Reforzar las cautelares

La solución intermedia es que, pese a que la Fiscalía y Vox apoyen su ingreso en prisión, Llarena deje intactas las medidas cautelares que ya tienen cuatro de estos investigados que hoy pasarán por la vistilla de prisión: comparecencias semanales, retirada del pasaporte y prohibición de salir del territorio nacional. Porque la otra posibilidad es que refuerce las mismas para mitigar los riesgos de reiteración delictiva o de fuga tras notificarles el auto de procesamiento. En este punto, según las fuentes jurídicas consultadas, solo cabe que las comparecencias ante el juzgado más cercano a sus domicilios sean diarias, el control más restrictivo en libertad que se le puede imponer a un encausado. El precedente conocido fue el del empresario chino Gao Ping en la ‘operación Emperador’ cuando se revocó su prisión preventiva.
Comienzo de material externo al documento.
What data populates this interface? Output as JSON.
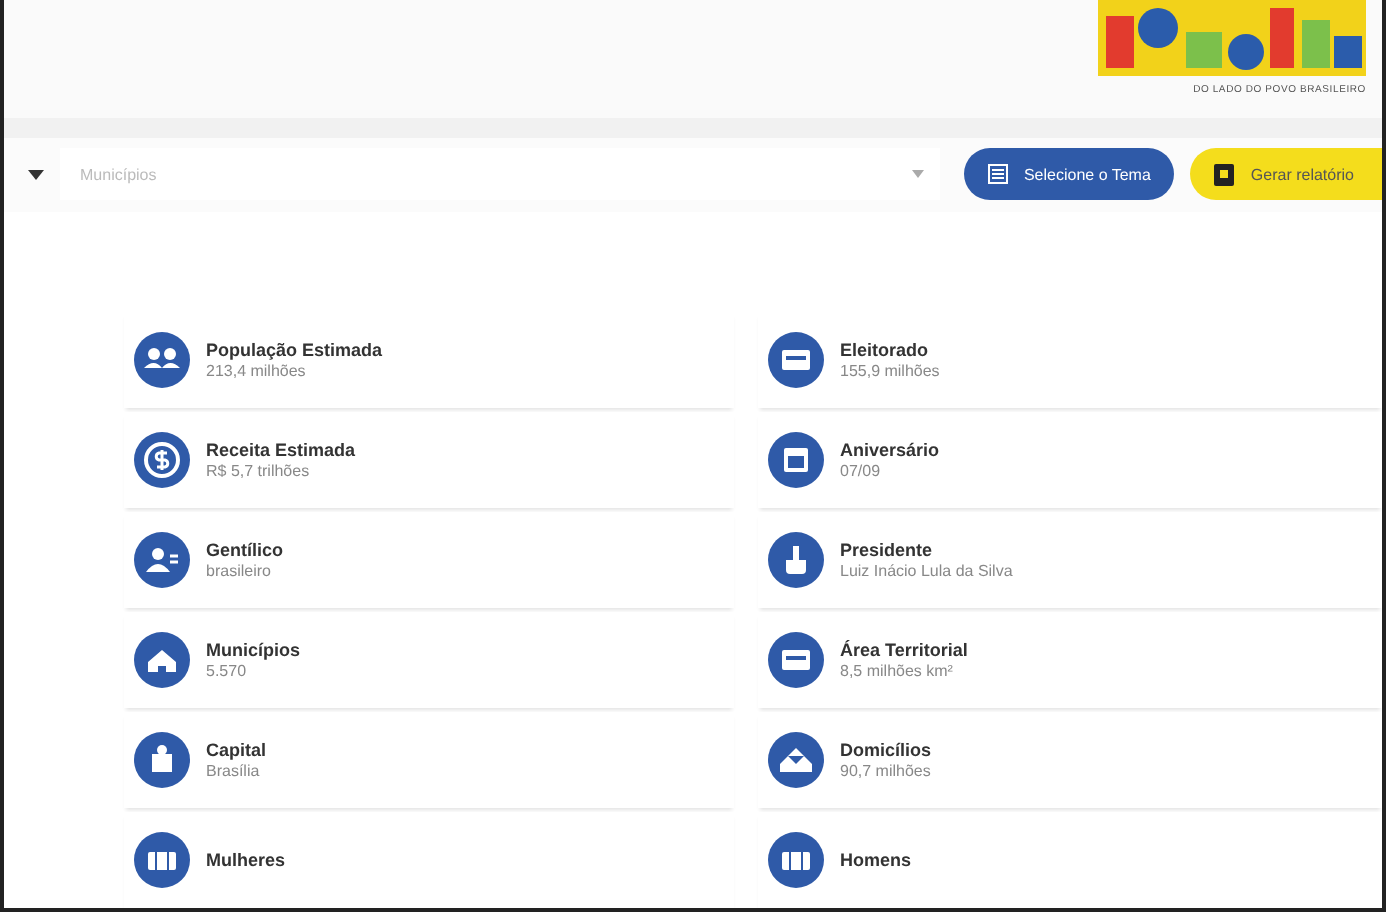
{
  "header": {
    "tagline": "DO LADO DO POVO BRASILEIRO"
  },
  "toolbar": {
    "municipio_placeholder": "Municípios",
    "theme_button": "Selecione o Tema",
    "report_button": "Gerar relatório"
  },
  "stats": [
    {
      "label": "População Estimada",
      "value": "213,4 milhões"
    },
    {
      "label": "Eleitorado",
      "value": "155,9 milhões"
    },
    {
      "label": "Receita Estimada",
      "value": "R$ 5,7 trilhões"
    },
    {
      "label": "Aniversário",
      "value": "07/09"
    },
    {
      "label": "Gentílico",
      "value": "brasileiro"
    },
    {
      "label": "Presidente",
      "value": "Luiz Inácio Lula da Silva"
    },
    {
      "label": "Municípios",
      "value": "5.570"
    },
    {
      "label": "Área Territorial",
      "value": "8,5 milhões km²"
    },
    {
      "label": "Capital",
      "value": "Brasília"
    },
    {
      "label": "Domicílios",
      "value": "90,7 milhões"
    },
    {
      "label": "Mulheres"
    },
    {
      "label": "Homens"
    }
  ]
}
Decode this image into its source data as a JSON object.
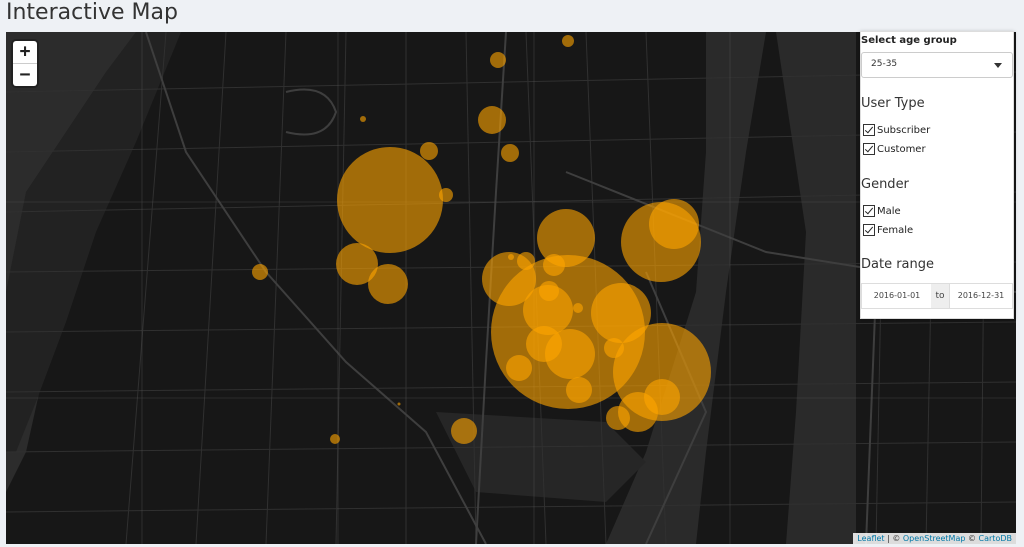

En el supuesto de que Turull o algunos de los otros cinco investigados acaben mañana en la cárcel podrán recurrir tanto el auto de procesamiento como el auto de prisión. La primera apelación es clave porque deja en manos de la Sala la decisión de suspender o no de sus funciones a los cargos electos mientras estén presos. Una circunstancia que afectaría de lleno a Turull en caso de que mañana sea elegido presidente de la Generalitat en segunda votación.

Precisamente, el artículo 384 bis de la Ley de Enjuiciamiento Criminal asegura que cuando un auto de procesamiento sea firme y sea decretada la prisión provisional por delito cometido por persona integrada o relacionada con bandas armadas o individuos terroristas o rebeldes, el procesado que estuviere ostentando función o cargo público quedará automáticamente suspendido en el ejercicio del mismo mientras dure la situación de prisión. Es decir, además de los acusados por delitos terroristas esta disposición también afecta a los procesados por delitos de rebelión, como ocurre en la causa del ‘procés’, tal y como ha manifestado en sus autos el juez Llarena. Un magistrado que tiene en sus manos el futuro de esta legislatura catalana.